The revelation comes after an internal investigation stemming from the research of Nick Wilding, a professor of history at Georgia State University, who also famously detected a faked copy of Galileo’s Sidereus Nuncius (Starry Messenger) in 2012. On Michigan’s Galileo manuscript, the letterforms and uniform ink raised questions in Wilding’s mind, so he reached out to their special collections to scrutinize them further.
The one-page manuscript, once believed to have been Galileo’s handwritten recording of his telescopic observations of the moons of Jupiter, has been in U-M’s collection since 1938 when a Detroit businessman bequeathed it to the university. It had been offered at auction only four years prior, when Anderson Galleries sold the library of collector Roderick Terry. The auction catalogue noted that the document had been authenticated by Cardinal Pietro Maffi, archbishop of Pisa, by comparing it to manuscripts in his own collection. But those manuscripts, Wilding uncovered, had been supplied by a well-known early twentieth-century forger named Tobia Nicotra.

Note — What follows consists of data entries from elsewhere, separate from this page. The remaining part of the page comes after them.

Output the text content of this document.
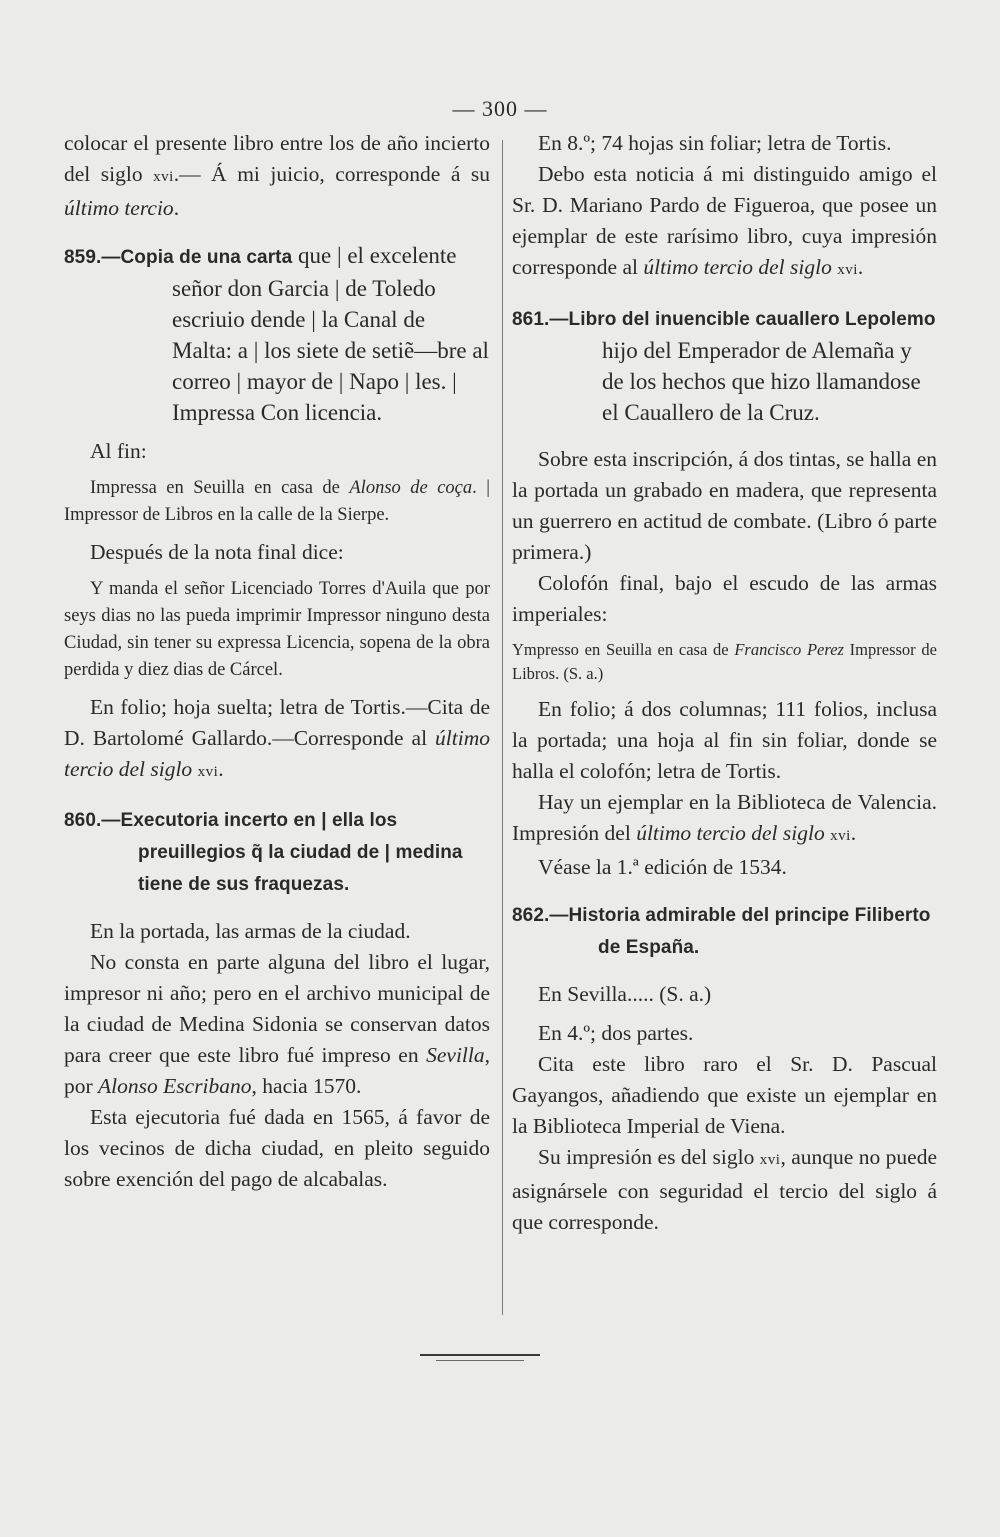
— 300 —

colocar el presente libro entre los de año incierto del siglo xvi.— Á mi juicio, corresponde á su último tercio.

859.—Copia de una carta que | el excelente señor don Garcia | de Toledo escriuio dende | la Canal de Malta: a | los siete de setiẽ—bre al correo | mayor de | Napo | les. | Impressa Con licencia.

Al fin:

Impressa en Seuilla en casa de Alonso de coça. | Impressor de Libros en la calle de la Sierpe.

Después de la nota final dice:

Y manda el señor Licenciado Torres d'Auila que por seys dias no las pueda imprimir Impressor ninguno desta Ciudad, sin tener su expressa Licencia, sopena de la obra perdida y diez dias de Cárcel.

En folio; hoja suelta; letra de Tortis.—Cita de D. Bartolomé Gallardo.—Corresponde al último tercio del siglo xvi.

860.—Executoria incerto en | ella los preuillegios q̃ la ciudad de | medina tiene de sus fraquezas.

En la portada, las armas de la ciudad.

No consta en parte alguna del libro el lugar, impresor ni año; pero en el archivo municipal de la ciudad de Medina Sidonia se conservan datos para creer que este libro fué impreso en Sevilla, por Alonso Escribano, hacia 1570.

Esta ejecutoria fué dada en 1565, á favor de los vecinos de dicha ciudad, en pleito seguido sobre exención del pago de alcabalas.

En 8.º; 74 hojas sin foliar; letra de Tortis.

Debo esta noticia á mi distinguido amigo el Sr. D. Mariano Pardo de Figueroa, que posee un ejemplar de este rarísimo libro, cuya impresión corresponde al último tercio del siglo xvi.

861.—Libro del inuencible cauallero Lepolemo hijo del Emperador de Alemaña y de los hechos que hizo llamandose el Cauallero de la Cruz.

Sobre esta inscripción, á dos tintas, se halla en la portada un grabado en madera, que representa un guerrero en actitud de combate. (Libro ó parte primera.)

Colofón final, bajo el escudo de las armas imperiales:

Ympresso en Seuilla en casa de Francisco Perez Impressor de Libros. (S. a.)

En folio; á dos columnas; 111 folios, inclusa la portada; una hoja al fin sin foliar, donde se halla el colofón; letra de Tortis.

Hay un ejemplar en la Biblioteca de Valencia. Impresión del último tercio del siglo xvi.

Véase la 1.ª edición de 1534.

862.—Historia admirable del principe Filiberto de España.

En Sevilla..... (S. a.)

En 4.º; dos partes.

Cita este libro raro el Sr. D. Pascual Gayangos, añadiendo que existe un ejemplar en la Biblioteca Imperial de Viena.

Su impresión es del siglo xvi, aunque no puede asignársele con seguridad el tercio del siglo á que corresponde.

As Wilding told the New York Times, “As soon as I heard the word ‘Nicotra,’ I got the little ‘Spidey sense.’”
Further investigation into the paper’s watermark—which indicated that it could not have been produced before 1770—sealed the deal.
U-M Library officials are now reassessing the document’s place in its collection. “In the future, it may come to serve the research, learning, and teaching interests in the arena of fakes, forgeries, and hoaxes, a timeless discipline that's never been more relevant.”